Когда человек говорит, его речь есть механический процесс, обусловленный телесным строением голосовых органов, которые своим движением приводят в колебание воздух, волнообразное же движение воздуха производит в слушающем — при посредстве других механических процессов в его слуховых органах—ощущение звука; но следует ли из этого, чтобы человеческая речь была только механическим процессом, чтобы она не имела особенного содержания, совершенно независимого и не представ­ляющего в самом себе ничего общего с механическим процессом говорения? И не только это содержание независимо от механи­ческого процесса, но, напротив, этот процесс зависит от содержа­ния, определяется им, так как, когда я говорю, движения моих го­лосовых органов направляются так или иначе смотря по тому, ка­кие звуки должен я употребить для выражения этой определенной идеи, этого содержания. Точно так же, когда мы видим на сцене играющих актеров, не подлежит никакому сомнению, что игра их есть механический, материально обусловленный процесс, все их жесты и мимика суть не что иное, как физические движения — известные сокращения мускулов, все их слова — звуковые виб­рации, происходящие от механического движения голосовых орга­нов,— и, однако, все это ведь не мешает изображаемой ими драме быть более чем механическим процессом, не мешает ей иметь собственное содержание, совершенно независимое как такое от ме­ханических условий тех движений, которые производятся акте­рами для внешнего выражения этого содержания и которые, напротив, сами определяются этим содержанием; и если само со­бою разумеется, что без механизма двигательных нервов и мус­кулов и без голосового аппарата актеры не могли бы материально изображать никакой драмы, точно так же несомненно, что все эти материальные органы, способные ко всяким движениям, не могли бы сами по себе произвести никакой игры, если бы независимо от них не было уже дано поэтическое содержание драмы и наме­рение представить его на сцене.

Но тут мне уже слышится ходячее заявление материализма, что ведь не только наши слова и телодвижения, но все наши мысли, следовательно, и те мысли, которые, составляют данную драму, суть только механические процессы, именно движения мозговых частиц. Вот очень простой взгляд! Не слишком ли простой? Не говоря уже о том, что здесь заранее предполагается истинность материалистического принципа, который, однако, во всяком случае, есть только спорное мнение, так что ссылаться на него как на основание есть логическая ошибка, называемая petitio principii8,— не говоря уже об этом и даже становясь на общематериалистическую точку зрения (т. е. допуская, что мысль не может существовать без мозга), легко видеть, что приведенное

сейчас указание дает лишь перестановку вопроса, а никак не раз­решение его в материалистическом смысле.

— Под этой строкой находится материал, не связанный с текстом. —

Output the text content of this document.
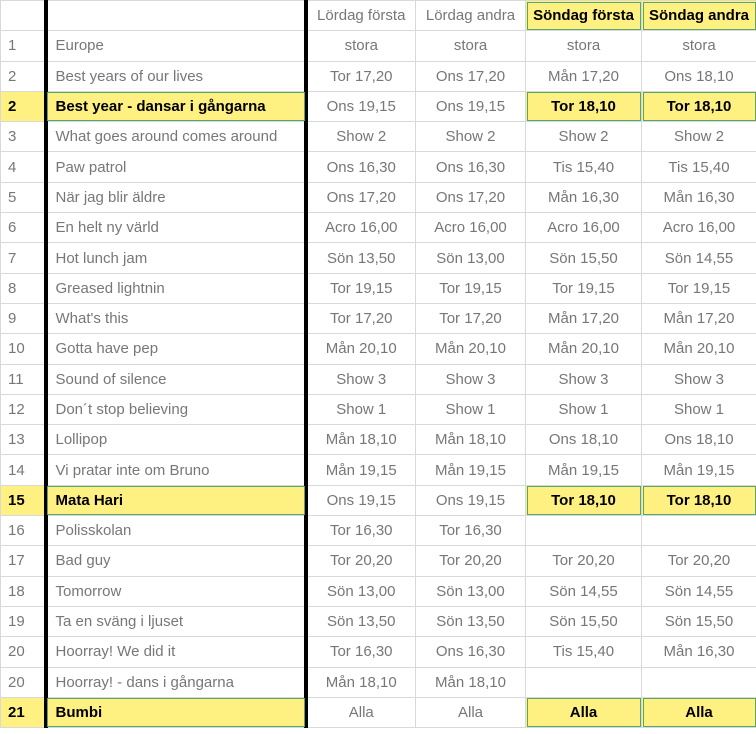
		Lördag första	Lördag andra	Söndag första	Söndag andra
1	Europe	stora	stora	stora	stora
2	Best years of our lives	Tor 17,20	Ons 17,20	Mån 17,20	Ons 18,10
2	Best year - dansar i gångarna	Ons 19,15	Ons 19,15	Tor 18,10	Tor 18,10
3	What goes around comes around	Show 2	Show 2	Show 2	Show 2
4	Paw patrol	Ons 16,30	Ons 16,30	Tis 15,40	Tis 15,40
5	När jag blir äldre	Ons 17,20	Ons 17,20	Mån 16,30	Mån 16,30
6	En helt ny värld	Acro 16,00	Acro 16,00	Acro 16,00	Acro 16,00
7	Hot lunch jam	Sön 13,50	Sön 13,00	Sön 15,50	Sön 14,55
8	Greased lightnin	Tor 19,15	Tor 19,15	Tor 19,15	Tor 19,15
9	What's this	Tor 17,20	Tor 17,20	Mån 17,20	Mån 17,20
10	Gotta have pep	Mån 20,10	Mån 20,10	Mån 20,10	Mån 20,10
11	Sound of silence	Show 3	Show 3	Show 3	Show 3
12	Don´t stop believing	Show 1	Show 1	Show 1	Show 1
13	Lollipop	Mån 18,10	Mån 18,10	Ons 18,10	Ons 18,10
14	Vi pratar inte om Bruno	Mån 19,15	Mån 19,15	Mån 19,15	Mån 19,15
15	Mata Hari	Ons 19,15	Ons 19,15	Tor 18,10	Tor 18,10
16	Polisskolan	Tor 16,30	Tor 16,30		
17	Bad guy	Tor 20,20	Tor 20,20	Tor 20,20	Tor 20,20
18	Tomorrow	Sön 13,00	Sön 13,00	Sön 14,55	Sön 14,55
19	Ta en sväng i ljuset	Sön 13,50	Sön 13,50	Sön 15,50	Sön 15,50
20	Hoorray! We did it	Tor 16,30	Ons 16,30	Tis 15,40	Mån 16,30
20	Hoorray! - dans i gångarna	Mån 18,10	Mån 18,10		
21	Bumbi	Alla	Alla	Alla	Alla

В самом деле, если в наших словах и жестах мы должны раз­личать их содержание, т. е. то, что ими выражается, от их меха­низма, т. е. от материальных орудий и способов этого выражения, то точно такое же различие необходимо является и относительно наших мыслей, для которых вибрирующие мозговые частицы пред­ставляют такой же механизм, каким являются голосовые органы для нашей речи (которая и есть только мысль, переведенная из мозгового аппарата в голосовой).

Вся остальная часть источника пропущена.